Original Local: Indigenous Foods, Stories and Recipes from the Upper Midwest
- Author: Heid E. Erdrich
- Language: English
- Subject: Native American cuisine
- Genre: Cookbook
- Publisher: Minnesota Historical Society Press
- Publication date: October 2013
- Publication place: United States
- Media type: Book
- Pages: 264
- ISBN: 978-0873518949

= Original Local =

2013 cookbook by Heid E. Erdrich

Original Local: Indigenous Foods, Stories and Recipes from the Upper Midwest is a recipe/collage book written by Heid E. Erdrich and published by the MN Historical Society Press in Minneapolis, Minnesota. Heid E. Sherman is a member of the North Dakota Turtle Mountain Band of the Ojibwe people (and also half-German), currently based in South Minneapolis. Her cookbook explores native american cuisine and indigenous ingredients within a globally-aware framework that includes stories, recollections, and anecdotes.

==Origins==
Original Local grew out of the "locavore" movement—the push to buy and consume locally grown food. Heid noticed that, in all the enthusiasm in the Midwest within that movement, there was a complete lack of awareness about the foods' indigenous origins. She started working with the Minnesota Historical Society Press on a project to address that gap, and that grew into this complete work. Other work in this 'return to healthy indigenous eating' space includes Foods of the Americas: Native Recipes and Traditions, written by husband/wife team Fernando Divina and Marlene Divina and published by the Smithsonian National Museum of the American Indian when it opened in 2004, and The Sioux Chef's Indigenous Kitchen by Sean Sherman and Beth Dooley in 2017, a 2006 Television Series called 'Seasoned With Spirit: A Native Cook's Journey with Loretta Barrett Oden', organizations including Native Seeds/SEARCH and the International Institute of Indigenous Science-Indigenous Permaculture, and various groups focusing on sustainable agriculture.

==Cuisine==
The cookbook also takes some poetic license with the concepts of authentic traditions - Erdrich challenges limitations and incorporates dynamic, contemporary ingredients and cooking styles. The book showcases a spectrum of Ojibwe, Ho-Chunk, Menominee, Potawatomi and Mandan gardeners and harvesters; while also incorporating styles and ingredients from other continents. Among the heritage ingredients Erdrich explored are mandaamin (corn) and actual wild rice, which the Anishinaabe people call manoomin - a very different creature from the cultivated, hard black rice that bears the name in stores in the area. "The tastes range from astringent and grassy to smoky and nutty," Erdrich explains. Another is Sumac, "a great seasoning or you can make drinks from it – Indian Kool-Aid, they call it. I love it on popcorn. I say in the book to make a seasoning from sumac and maple sugar, put it in a shaker, and use it on everything."

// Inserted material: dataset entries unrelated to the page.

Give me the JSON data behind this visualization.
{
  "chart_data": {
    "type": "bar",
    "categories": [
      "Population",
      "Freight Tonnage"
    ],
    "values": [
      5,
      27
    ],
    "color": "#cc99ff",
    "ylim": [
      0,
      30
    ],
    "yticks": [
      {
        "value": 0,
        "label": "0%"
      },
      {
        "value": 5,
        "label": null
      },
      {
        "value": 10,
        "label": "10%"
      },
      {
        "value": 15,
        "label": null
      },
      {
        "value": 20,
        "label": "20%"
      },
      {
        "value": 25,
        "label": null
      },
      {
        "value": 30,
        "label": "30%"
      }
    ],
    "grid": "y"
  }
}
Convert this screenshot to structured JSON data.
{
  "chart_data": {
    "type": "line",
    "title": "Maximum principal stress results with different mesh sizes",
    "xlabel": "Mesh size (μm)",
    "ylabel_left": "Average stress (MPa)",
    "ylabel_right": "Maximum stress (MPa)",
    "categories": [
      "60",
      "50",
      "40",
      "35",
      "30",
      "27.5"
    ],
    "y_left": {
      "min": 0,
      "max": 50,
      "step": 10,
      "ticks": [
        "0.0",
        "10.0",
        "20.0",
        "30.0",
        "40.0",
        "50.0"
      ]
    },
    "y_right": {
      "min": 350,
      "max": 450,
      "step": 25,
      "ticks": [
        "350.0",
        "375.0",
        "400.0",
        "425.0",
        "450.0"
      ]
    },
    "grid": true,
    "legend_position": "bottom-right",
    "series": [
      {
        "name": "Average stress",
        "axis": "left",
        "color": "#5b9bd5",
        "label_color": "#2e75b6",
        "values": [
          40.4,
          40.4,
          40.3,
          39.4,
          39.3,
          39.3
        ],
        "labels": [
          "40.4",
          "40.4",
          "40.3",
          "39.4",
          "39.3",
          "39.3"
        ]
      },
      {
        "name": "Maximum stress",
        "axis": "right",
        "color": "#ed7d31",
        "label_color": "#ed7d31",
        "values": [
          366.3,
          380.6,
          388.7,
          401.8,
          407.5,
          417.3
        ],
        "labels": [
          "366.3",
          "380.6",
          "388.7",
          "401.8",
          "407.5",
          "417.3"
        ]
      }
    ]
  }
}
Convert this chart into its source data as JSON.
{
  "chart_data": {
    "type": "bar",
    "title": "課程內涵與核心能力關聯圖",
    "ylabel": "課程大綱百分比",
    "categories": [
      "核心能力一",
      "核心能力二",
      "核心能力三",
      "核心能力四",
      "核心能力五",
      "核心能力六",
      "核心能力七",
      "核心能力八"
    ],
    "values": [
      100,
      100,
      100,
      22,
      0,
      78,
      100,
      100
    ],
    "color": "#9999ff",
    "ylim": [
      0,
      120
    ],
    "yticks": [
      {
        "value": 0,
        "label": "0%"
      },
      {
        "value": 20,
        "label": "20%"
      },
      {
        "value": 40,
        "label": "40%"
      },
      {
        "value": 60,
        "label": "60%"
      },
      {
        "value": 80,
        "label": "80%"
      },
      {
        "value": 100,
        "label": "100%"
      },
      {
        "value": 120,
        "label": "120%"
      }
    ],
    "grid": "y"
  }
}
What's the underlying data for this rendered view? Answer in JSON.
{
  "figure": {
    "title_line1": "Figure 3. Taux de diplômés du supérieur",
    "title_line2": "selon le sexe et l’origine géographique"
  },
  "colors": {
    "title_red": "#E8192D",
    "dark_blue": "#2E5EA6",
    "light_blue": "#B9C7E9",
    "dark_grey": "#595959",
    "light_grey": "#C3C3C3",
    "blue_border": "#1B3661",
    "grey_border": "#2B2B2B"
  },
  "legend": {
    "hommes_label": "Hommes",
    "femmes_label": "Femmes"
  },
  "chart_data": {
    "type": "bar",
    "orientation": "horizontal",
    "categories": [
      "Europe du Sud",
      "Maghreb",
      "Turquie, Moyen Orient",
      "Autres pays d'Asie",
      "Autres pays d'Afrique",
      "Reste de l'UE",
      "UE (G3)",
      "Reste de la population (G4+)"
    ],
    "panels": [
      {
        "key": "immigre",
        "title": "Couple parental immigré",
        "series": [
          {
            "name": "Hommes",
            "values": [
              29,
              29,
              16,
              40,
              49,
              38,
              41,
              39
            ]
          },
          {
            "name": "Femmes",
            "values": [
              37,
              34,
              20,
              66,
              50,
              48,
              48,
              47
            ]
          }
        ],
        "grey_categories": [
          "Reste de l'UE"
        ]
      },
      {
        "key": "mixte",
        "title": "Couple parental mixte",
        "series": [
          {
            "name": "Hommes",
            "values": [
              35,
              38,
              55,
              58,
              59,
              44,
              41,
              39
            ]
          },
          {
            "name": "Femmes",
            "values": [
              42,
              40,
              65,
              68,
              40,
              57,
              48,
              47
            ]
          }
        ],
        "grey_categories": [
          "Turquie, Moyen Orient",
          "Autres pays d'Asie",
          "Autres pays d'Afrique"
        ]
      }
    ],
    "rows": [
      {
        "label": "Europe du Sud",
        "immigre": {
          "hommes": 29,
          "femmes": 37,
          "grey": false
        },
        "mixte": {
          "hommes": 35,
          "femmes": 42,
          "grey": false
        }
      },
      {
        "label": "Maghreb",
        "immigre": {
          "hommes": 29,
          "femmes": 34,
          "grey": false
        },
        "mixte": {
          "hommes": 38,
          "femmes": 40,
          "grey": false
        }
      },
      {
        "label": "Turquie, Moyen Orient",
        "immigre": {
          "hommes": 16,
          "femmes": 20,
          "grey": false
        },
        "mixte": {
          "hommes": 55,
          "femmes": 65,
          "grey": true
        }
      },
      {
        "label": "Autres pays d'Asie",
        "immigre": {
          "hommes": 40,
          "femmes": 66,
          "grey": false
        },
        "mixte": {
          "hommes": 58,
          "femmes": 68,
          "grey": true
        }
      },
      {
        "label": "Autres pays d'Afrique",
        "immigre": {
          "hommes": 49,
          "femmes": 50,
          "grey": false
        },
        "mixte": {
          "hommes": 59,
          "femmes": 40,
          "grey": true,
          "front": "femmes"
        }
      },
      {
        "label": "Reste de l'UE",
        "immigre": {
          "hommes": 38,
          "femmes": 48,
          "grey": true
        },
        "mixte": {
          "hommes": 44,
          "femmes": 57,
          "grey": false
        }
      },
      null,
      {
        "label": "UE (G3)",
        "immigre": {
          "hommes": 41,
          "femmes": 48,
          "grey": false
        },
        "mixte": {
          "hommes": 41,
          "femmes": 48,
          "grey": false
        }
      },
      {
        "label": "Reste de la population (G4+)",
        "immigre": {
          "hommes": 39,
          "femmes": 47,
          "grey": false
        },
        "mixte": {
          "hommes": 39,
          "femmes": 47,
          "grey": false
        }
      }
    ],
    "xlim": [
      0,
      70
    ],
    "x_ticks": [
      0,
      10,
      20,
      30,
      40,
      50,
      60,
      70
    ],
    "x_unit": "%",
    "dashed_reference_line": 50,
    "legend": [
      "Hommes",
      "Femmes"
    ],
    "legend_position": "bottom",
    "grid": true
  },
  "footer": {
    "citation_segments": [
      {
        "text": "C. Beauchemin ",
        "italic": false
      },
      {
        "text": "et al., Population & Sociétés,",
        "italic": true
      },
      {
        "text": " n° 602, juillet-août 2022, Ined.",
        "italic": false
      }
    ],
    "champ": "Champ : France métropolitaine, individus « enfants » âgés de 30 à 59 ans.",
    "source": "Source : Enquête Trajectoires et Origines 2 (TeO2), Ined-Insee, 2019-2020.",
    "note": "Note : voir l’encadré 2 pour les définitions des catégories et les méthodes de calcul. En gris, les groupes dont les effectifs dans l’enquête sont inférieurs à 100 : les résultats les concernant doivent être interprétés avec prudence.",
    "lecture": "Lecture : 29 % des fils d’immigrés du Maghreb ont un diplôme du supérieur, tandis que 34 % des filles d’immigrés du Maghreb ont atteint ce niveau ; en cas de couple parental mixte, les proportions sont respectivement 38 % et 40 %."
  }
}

Erdrich also looks at the geo-political context of the ingredients she includes when relevant. The topic of freshwater fish includes a discussion of "shifts in climate and threats to water purity as it reveals the deep relationship between Ojibwe people and indigenous fish species such as Ginoozhii, the Muskie, Ogaa, the Walleye, and Adikamig, Whitefish."

==Format==
Coming from a family of writers (including her sister, Louise Erdrich - renowned contemporary Native American writer) Heid is primarily a poet. Original Locals chapters are structured by food groups, but within that structure the content is more of a collage. Each recipe's 'headnote' incorporates Heid's poetic writing style, and there are essays, interviews, cooking tips and notes throughout. “Writing about cooking is a lot like poetry to me – interesting and emotional and evocative and condensed. So is cooking itself … themes and carrying certain flavors and matching things together," says Erdrich

==Reception==
From a Madison, Wisconsin publication, "Poet Heid E. Erdrich does not consider herself a cook or even a foodie, but you wouldn’t know it by the appetizing recipes and edifying tales in her salute to the native foods of the Great Lakes and Great Plains." Oliver Pollack of Mid West Review describes Heid's creations as 'fusion recipes combining local sources and lore, and twenty-first-century palates..'.

In including Original Local in its 2014 10 Best Local Cookbooks and Food Guides list, Minneapolis City Pages called it, "a soulful cookbook for the Midwestern heart."